How to Share and Manage File Access from AWS S3, Azure Blob with Salesforce Users
Salesforce is the world’s most trusted customer relationship management (CRM) platform on cloud. In this document, we will discuss about how NirvaShare can be used for secure file sharing and collaboration from object storages such as AWS S3, Azure Blob, Digital Ocean spaces, etc. with Salesforce users. A fine level of file read/write access can be given to Salesforce users with files and folders seamlessly using a Single Sign – On.
Prerequisites
As prerequisites, make sure you have the following.
- NirvaShare, installed either on cloud or on-premise. You can also directly install from any Marketplace, check HERE.
- Configure the Storage and User Application URL . For more information refer HERE.
- Make sure proper domain name and SSL certificate is configured for Admin Console and User App.
- You will require access to your Salesforce as console administrator.
Note: For more information or in case if you require support, please contact us HERE.
Login Profile
Follow the below steps to create a new login profile to integrate with the external identity provider.
- Log in to Admin Console as an administrator.
- Click on Login Profiles from the left menu of the Admin Console.
- Click on CREATE button from the top right corner.
- Under the Basic Info tab, provide a name for the title and an optional description.
Access
- Provide an IP Address or IP Addresses in the IP Address Restriction field.
- Choose the language in the Language field. By default it is set to English.
Note – To restrict access to only certain white listed IP address or a range, please refer to Access Restriction with IP Address
Authentication
- Click on the Authentication tab.
- For the Authentication, select External Single Sign On (SSO) and click on CREATE.
Updating Login Profile with SAML Metadata
The SAML metadata file obtained from the above process through Okta should be updated in the login profile in NirvaShare. Here we have listed the steps to do it.
- Login as an administrator into admin console of NirvaShare.
- Go to left menu of admin console and click on Login profiles.
- Edit the Login profile that we created earlier.
- In the Authentication section click on the Choose File button and select the metadata file for the External IDP SAML Metadata section.
- Click on Update.
Salesforce Configuration
We need to create an enterprise application in Salesforce to integrate with NirvaShare:
- Sign in to salesforce portal https://login.salesforce.com/
- From the setup left menu list, click on App Manager.
For more information on connected apps, please refer HERE.
- On the top Right menu, click on New connected App.
- Provide a name as Nirvashare along with your email ID and click on Create.
- After creating the app, go to Web App Settings .
- We need to enable SAML, enter the start URL, Entity Id, ACS URL of NirvaShare. These information can be found from the XML metadata content obtained from Login Profile of NirvaShare based on steps in the previous section.
- Download the Salesforce Metadata XML file from SAML Signing Certificate section. Save it into your local file.
- This file content will be required while configuring Login Profile in NirvaShare Admin Console.
- To assign users to this connected app, either use existing Salesforce profile or create a new one and assign the profile to the connected app.

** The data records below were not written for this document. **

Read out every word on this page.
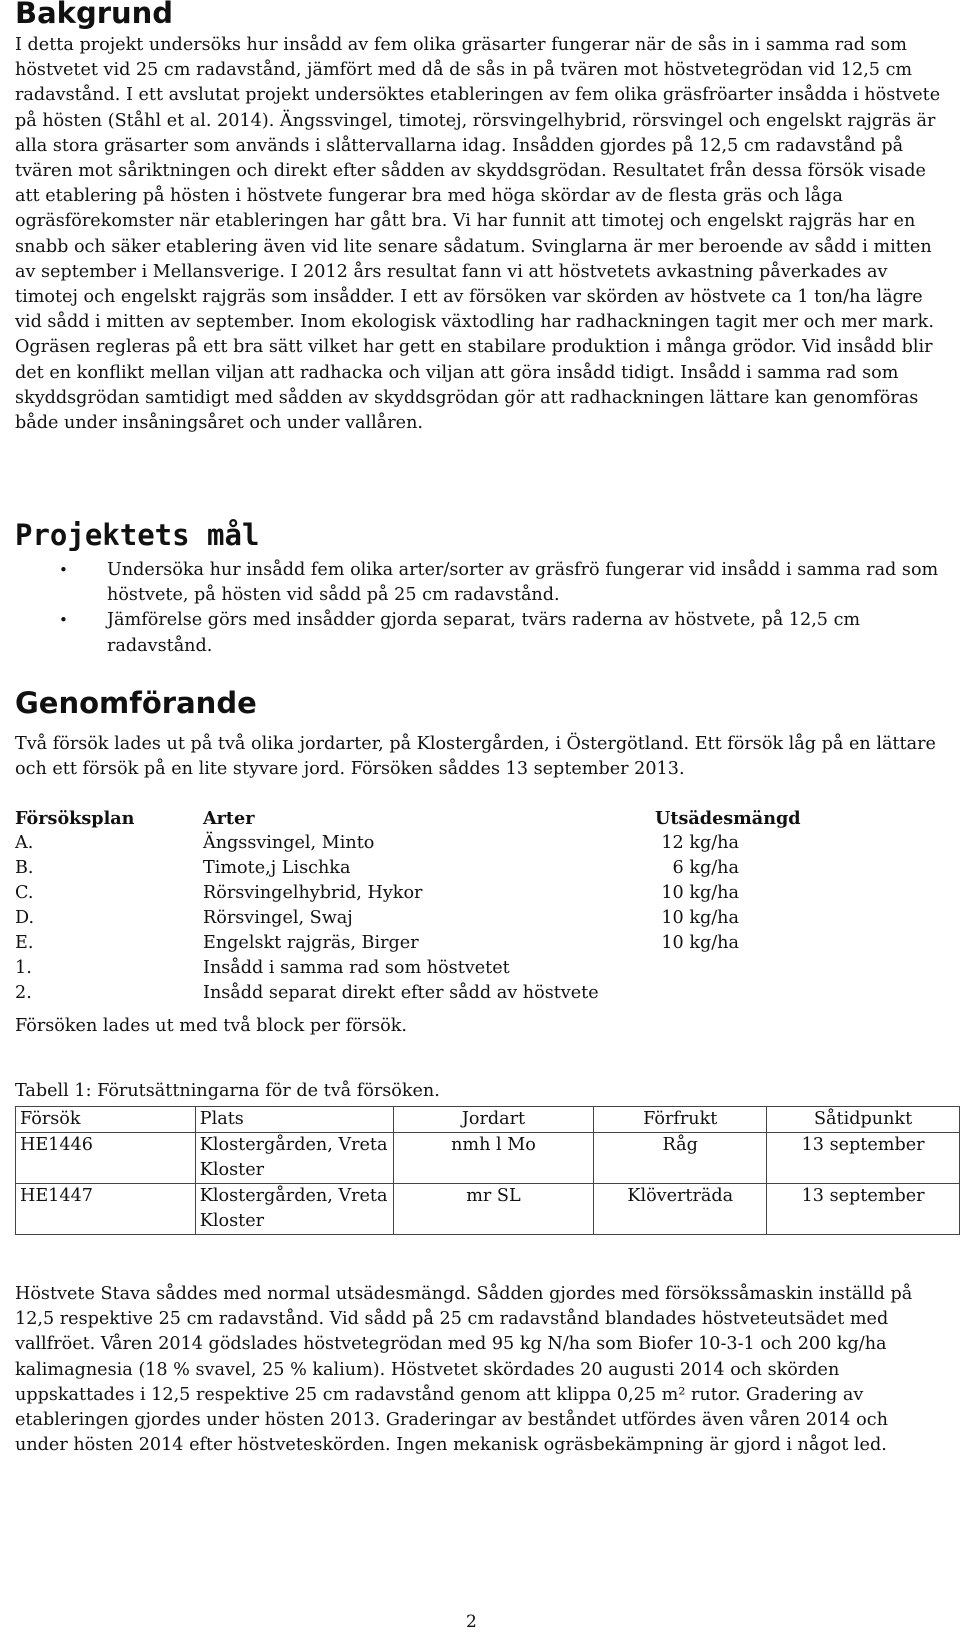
Bakgrund

I detta projekt undersöks hur insådd av fem olika gräsarter fungerar när de sås in i samma rad som höstvetet vid 25 cm radavstånd, jämfört med då de sås in på tvären mot höstvetegrödan vid 12,5 cm radavstånd. I ett avslutat projekt undersöktes etableringen av fem olika gräsfröarter insådda i höstvete på hösten (Ståhl et al. 2014). Ängssvingel, timotej, rörsvingelhybrid, rörsvingel och engelskt rajgräs är alla stora gräsarter som används i slåttervallarna idag. Insådden gjordes på 12,5 cm radavstånd på tvären mot såriktningen och direkt efter sådden av skyddsgrödan. Resultatet från dessa försök visade att etablering på hösten i höstvete fungerar bra med höga skördar av de flesta gräs och låga ogräsförekomster när etableringen har gått bra. Vi har funnit att timotej och engelskt rajgräs har en snabb och säker etablering även vid lite senare sådatum. Svinglarna är mer beroende av sådd i mitten av september i Mellansverige. I 2012 års resultat fann vi att höstvetets avkastning påverkades av timotej och engelskt rajgräs som insådder. I ett av försöken var skörden av höstvete ca 1 ton/ha lägre vid sådd i mitten av september. Inom ekologisk växtodling har radhackningen tagit mer och mer mark. Ogräsen regleras på ett bra sätt vilket har gett en stabilare produktion i många grödor. Vid insådd blir det en konflikt mellan viljan att radhacka och viljan att göra insådd tidigt. Insådd i samma rad som skyddsgrödan samtidigt med sådden av skyddsgrödan gör att radhackningen lättare kan genomföras både under insåningsåret och under vallåren.

Projektets mål
• Undersöka hur insådd fem olika arter/sorter av gräsfrö fungerar vid insådd i samma rad som höstvete, på hösten vid sådd på 25 cm radavstånd.
• Jämförelse görs med insådder gjorda separat, tvärs raderna av höstvete, på 12,5 cm radavstånd.
Genomförande

Två försök lades ut på två olika jordarter, på Klostergården, i Östergötland. Ett försök låg på en lättare och ett försök på en lite styvare jord. Försöken såddes 13 september 2013.

Försöksplan	Arter	Utsädesmängd
A.	Ängssvingel, Minto	12 kg/ha
B.	Timote,j Lischka	6 kg/ha
C.	Rörsvingelhybrid, Hykor	10 kg/ha
D.	Rörsvingel, Swaj	10 kg/ha
E.	Engelskt rajgräs, Birger	10 kg/ha
1.	Insådd i samma rad som höstvetet
2.	Insådd separat direkt efter sådd av höstvete

Försöken lades ut med två block per försök.

Tabell 1: Förutsättningarna för de två försöken.

Försök	Plats	Jordart	Förfrukt	Såtidpunkt
HE1446	Klostergården, Vreta Kloster	nmh l Mo	Råg	13 september
HE1447	Klostergården, Vreta Kloster	mr SL	Klöverträda	13 september

Höstvete Stava såddes med normal utsädesmängd. Sådden gjordes med försökssåmaskin inställd på 12,5 respektive 25 cm radavstånd. Vid sådd på 25 cm radavstånd blandades höstveteutsädet med vallfröet. Våren 2014 gödslades höstvetegrödan med 95 kg N/ha som Biofer 10-3-1 och 200 kg/ha kalimagnesia (18 % svavel, 25 % kalium). Höstvetet skördades 20 augusti 2014 och skörden uppskattades i 12,5 respektive 25 cm radavstånd genom att klippa 0,25 m² rutor. Gradering av etableringen gjordes under hösten 2013. Graderingar av beståndet utfördes även våren 2014 och under hösten 2014 efter höstveteskörden. Ingen mekanisk ogräsbekämpning är gjord i något led.

2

- To assign the profile to the connected app, click on Managed Connected App > Manage Profiles > Application Profile Assignment.
- Login to NirvaShare Admin Console and edit the Login Profile that was created based on the steps from previous section.
- Copy paste the Salesforce metadata file content from from previous steps in to the text area of External IDP SAML Metadata and update authentication.
Sharing File/Folder
Once the configuration is completed based on the above sections, it is now good to share a file/folder with Salesforce users using SSO.
To share and collaborate files with Salesforce users, check HERE for information on creating Shares. During the configuration, make sure you select the Login Profile that was created based on the steps mentioned in this document.